Teka-teki itu masih ada dipikirannya. Ia ingin menjawab teka-teki kematian Ari Novrizal atau akrab disapa Novi. Hingga kini berkas-berkas berobat hingga penahan Novi masih tersimpan rapi, bahkan beberapa obat dan foto tumor Novi  ia simpan. Bukan hanya untuk dikenang namun sebagai pemecah tanda tanya besar yang kini membebaninya.
Berawal dari benjolan sebesar bisul akibat timah panas yang masih tertancap di betis kiri Novi.  Empat timah panas yang menancap dikedua betis Novi  tiga tahun silam   ternyata tak semuanya dikeluarkan tim medis. Satu timah masih menancap.  Hingga kaki Novi membentuk benjolan seperti bisul . Yang kemudian berkembang menjadi Tumor Diregio Politea Sinistra.

Novi yang ditahan di Rutan Krui  Lampung Barat sejak tanggal 31 Maret 2009  akhirnya dipindahkan ke Lembaga Pemasyarakatan Kelas I di Kecamatan Rajabasa pada tanggal 25 Juni 2010. Tujuan pemindahan adalah memudahkan Novi untuk berobat ke  Rumah Sakit Abdoel Moelouk (RSAM).

Namun pemindahan tersebut bukannya memuluskan Novi untuk sembuh malah berujung maut. Pihak lapas mempersulit. Menurut Rustam Efendi, ayah Novi. Perjanjian awal Novi boleh dibawa berobat sepuluh hari sekali namun ternyata tak sesuai kenyataan.

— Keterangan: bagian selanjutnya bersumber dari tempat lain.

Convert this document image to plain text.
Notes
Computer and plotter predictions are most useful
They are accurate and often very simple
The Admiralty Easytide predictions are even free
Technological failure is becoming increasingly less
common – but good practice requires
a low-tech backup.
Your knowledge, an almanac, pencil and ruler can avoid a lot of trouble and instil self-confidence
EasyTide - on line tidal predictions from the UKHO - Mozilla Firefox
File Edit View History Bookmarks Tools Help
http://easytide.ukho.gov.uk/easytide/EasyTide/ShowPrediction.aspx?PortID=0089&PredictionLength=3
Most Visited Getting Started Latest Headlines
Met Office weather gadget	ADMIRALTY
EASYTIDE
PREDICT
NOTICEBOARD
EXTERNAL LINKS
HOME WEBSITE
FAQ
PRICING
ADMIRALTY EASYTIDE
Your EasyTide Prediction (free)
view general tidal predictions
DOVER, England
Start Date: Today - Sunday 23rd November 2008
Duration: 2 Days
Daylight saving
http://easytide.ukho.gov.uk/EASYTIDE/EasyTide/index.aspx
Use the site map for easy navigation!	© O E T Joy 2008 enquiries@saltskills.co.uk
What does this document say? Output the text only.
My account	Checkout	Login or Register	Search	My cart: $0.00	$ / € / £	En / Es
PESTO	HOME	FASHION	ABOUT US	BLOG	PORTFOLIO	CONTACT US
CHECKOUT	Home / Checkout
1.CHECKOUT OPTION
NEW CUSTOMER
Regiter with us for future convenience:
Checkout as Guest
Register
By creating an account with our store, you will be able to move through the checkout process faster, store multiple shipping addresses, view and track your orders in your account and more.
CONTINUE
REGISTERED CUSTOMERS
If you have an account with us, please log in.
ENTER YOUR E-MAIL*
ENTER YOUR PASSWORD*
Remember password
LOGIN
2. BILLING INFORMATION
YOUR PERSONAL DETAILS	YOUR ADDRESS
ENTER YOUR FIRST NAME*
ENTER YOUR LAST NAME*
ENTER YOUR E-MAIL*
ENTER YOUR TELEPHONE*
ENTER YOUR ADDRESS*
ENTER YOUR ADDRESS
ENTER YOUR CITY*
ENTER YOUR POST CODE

Membawa Novi berobat harus beradu mulut dulu dengan pihak lapas. “Bahkan dr Yorman, dokter lapas Rajabasa sempat meminta sertifikat tanah dan rumah baru Novi boleh berobat,” sesal Rustam.

Pernyataan itu dibenarkan oleh Rosmala, dr Yorman tak hanya meminta sertifikat. “Waktu Novi merasakan kesakitannya, dr Yorman malah sempat-sempatnya mengatakan ibu punya duit gak? kecilnya 5 juta dan besarnya 7 juta. Jamkesmas gak berlaku di rutan ini,”tutur Rosma menirukan dr Yarmon yang merupakan dokter jaga di Lapas.

Rustam merasa Ini tak adil mengapa pejabat yang korupsi dibiarkan berkeliaran. “Contohnya saja Alay, dia dibiarkan keluar masuk. Bahkan ketika Alay sakit Yarmon memperlakukannya dengan baik. Apa karena Alay banyak uang makanya ditangani. Sedangkan anak saya hanya pasien jamkesmas,”sesal Rustam.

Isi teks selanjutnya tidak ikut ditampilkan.